Producing a total return of 20% (in GBP) and a 3.7% realised yield in 2015 was not enough to save Montanaro’s UK Income Fund from facing ejection from the IA UK Equity Income sector.
This is because the IA calculates yield based on the year-end NAV of a fund, which as Montanaro points out, ironically “penalises successful funds.”
“Bizarrely, had we produced lower returns for our clients - or even lost them money - we would have been rewarded by keeping our place in the sector. This makes little sense to us and is clearly not in the best interest of clients,” the asset manager stated.
Montanaro maintained that if IA had used the starting NAV of its UK Income Fund, the fund would have matched the 3.7% FTSE-All Share yield requirement.
Montanaro also added that the IA’s current yield target forces UK Equity income managers to take a real gamble by purchasing the highest yielding companies “that are often also both the lowest quality and riskiest investments.” This has the unfortunate unintended consequence of driving fund managers into struggling sectors, such as oil and gas, commodity and banking.
The asset manager vowed that it would “not sacrifice quality for the sake of reaching an arbitrary yield target just to ensure sector inclusion.”
If the IA wants to refine its criteria for measuring the best performers in the UK Equity Income sector, it “should instead consider the absolute level of income generated by a fund and the growth of this income over time,” said Montanaro.
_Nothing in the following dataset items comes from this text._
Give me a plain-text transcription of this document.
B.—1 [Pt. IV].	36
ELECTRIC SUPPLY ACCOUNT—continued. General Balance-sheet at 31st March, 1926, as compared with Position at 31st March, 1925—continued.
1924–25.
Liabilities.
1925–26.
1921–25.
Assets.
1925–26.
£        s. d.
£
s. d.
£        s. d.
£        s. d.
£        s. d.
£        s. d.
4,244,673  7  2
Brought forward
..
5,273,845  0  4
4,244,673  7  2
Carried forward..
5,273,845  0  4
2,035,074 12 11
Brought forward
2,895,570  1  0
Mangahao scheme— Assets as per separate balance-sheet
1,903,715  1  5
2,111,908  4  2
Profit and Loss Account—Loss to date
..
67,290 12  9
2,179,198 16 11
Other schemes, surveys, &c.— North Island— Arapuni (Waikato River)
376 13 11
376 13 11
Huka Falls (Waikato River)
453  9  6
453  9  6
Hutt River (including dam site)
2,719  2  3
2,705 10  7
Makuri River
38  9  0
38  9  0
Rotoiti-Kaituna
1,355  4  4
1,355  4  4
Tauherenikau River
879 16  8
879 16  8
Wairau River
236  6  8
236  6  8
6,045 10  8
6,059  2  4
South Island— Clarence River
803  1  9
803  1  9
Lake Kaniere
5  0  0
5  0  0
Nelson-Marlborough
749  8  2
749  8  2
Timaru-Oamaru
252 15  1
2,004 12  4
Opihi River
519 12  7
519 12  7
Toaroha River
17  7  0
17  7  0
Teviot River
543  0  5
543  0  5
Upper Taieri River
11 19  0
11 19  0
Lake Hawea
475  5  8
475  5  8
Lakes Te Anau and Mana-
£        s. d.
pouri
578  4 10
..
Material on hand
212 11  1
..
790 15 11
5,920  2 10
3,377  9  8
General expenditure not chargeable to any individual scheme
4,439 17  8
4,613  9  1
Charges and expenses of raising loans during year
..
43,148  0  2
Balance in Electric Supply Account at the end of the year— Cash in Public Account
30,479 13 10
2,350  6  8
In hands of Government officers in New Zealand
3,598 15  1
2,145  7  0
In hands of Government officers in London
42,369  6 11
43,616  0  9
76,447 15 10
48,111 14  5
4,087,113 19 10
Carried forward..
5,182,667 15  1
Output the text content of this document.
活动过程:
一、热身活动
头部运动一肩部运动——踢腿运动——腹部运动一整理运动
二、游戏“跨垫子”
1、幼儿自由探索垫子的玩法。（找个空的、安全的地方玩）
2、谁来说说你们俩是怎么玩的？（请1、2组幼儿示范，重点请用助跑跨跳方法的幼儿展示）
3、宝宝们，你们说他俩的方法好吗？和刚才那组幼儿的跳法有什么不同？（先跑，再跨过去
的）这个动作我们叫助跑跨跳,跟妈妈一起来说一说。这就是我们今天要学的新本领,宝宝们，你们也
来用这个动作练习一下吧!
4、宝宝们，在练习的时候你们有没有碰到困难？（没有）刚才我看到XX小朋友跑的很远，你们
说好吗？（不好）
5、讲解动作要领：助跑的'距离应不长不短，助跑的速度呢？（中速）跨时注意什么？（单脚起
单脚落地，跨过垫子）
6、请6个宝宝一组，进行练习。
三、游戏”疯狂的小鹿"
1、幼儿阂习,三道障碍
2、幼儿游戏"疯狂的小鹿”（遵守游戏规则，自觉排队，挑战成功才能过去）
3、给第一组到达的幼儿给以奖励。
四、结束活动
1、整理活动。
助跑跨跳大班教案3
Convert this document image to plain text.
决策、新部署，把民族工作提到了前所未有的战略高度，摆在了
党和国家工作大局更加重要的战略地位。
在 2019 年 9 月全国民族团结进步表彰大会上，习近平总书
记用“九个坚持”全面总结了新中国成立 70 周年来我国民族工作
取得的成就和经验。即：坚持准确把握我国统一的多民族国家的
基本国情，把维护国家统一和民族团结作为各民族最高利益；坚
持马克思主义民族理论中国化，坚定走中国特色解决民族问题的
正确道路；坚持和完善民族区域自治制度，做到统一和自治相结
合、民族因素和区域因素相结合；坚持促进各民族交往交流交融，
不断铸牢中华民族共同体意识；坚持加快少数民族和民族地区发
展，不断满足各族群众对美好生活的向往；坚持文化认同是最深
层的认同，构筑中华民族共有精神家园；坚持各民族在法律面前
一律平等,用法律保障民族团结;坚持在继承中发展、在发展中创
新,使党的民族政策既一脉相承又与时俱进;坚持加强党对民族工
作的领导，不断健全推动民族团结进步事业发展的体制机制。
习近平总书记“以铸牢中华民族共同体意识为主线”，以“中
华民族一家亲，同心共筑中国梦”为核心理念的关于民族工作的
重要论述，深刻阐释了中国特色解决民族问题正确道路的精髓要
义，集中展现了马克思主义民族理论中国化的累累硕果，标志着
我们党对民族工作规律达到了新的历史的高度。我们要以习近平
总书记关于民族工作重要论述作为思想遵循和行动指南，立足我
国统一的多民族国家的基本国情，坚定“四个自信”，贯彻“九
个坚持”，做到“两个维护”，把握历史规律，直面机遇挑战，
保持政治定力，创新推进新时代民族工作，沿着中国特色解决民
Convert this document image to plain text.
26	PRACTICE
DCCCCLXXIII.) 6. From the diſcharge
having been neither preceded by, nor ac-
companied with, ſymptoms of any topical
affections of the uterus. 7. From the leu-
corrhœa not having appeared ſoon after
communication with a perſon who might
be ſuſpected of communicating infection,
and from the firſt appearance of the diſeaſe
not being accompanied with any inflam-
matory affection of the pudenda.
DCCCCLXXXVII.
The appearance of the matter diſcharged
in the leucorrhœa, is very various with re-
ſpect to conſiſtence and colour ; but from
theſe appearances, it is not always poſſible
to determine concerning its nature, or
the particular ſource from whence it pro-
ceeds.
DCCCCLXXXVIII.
After all, “an optically high yield does not necessarily provide a good income; or indeed any income at all!”
Despite the news it would be leaving the IA UK Equity Income sector, Montanaro's head of business development, Tom Norman-Butler, reassured investors that this would have no impact on the way the fund is managed:
“We will continue to seek the highest quality Small and MidCap companies offering an attractive dividend yield and growing dividends.”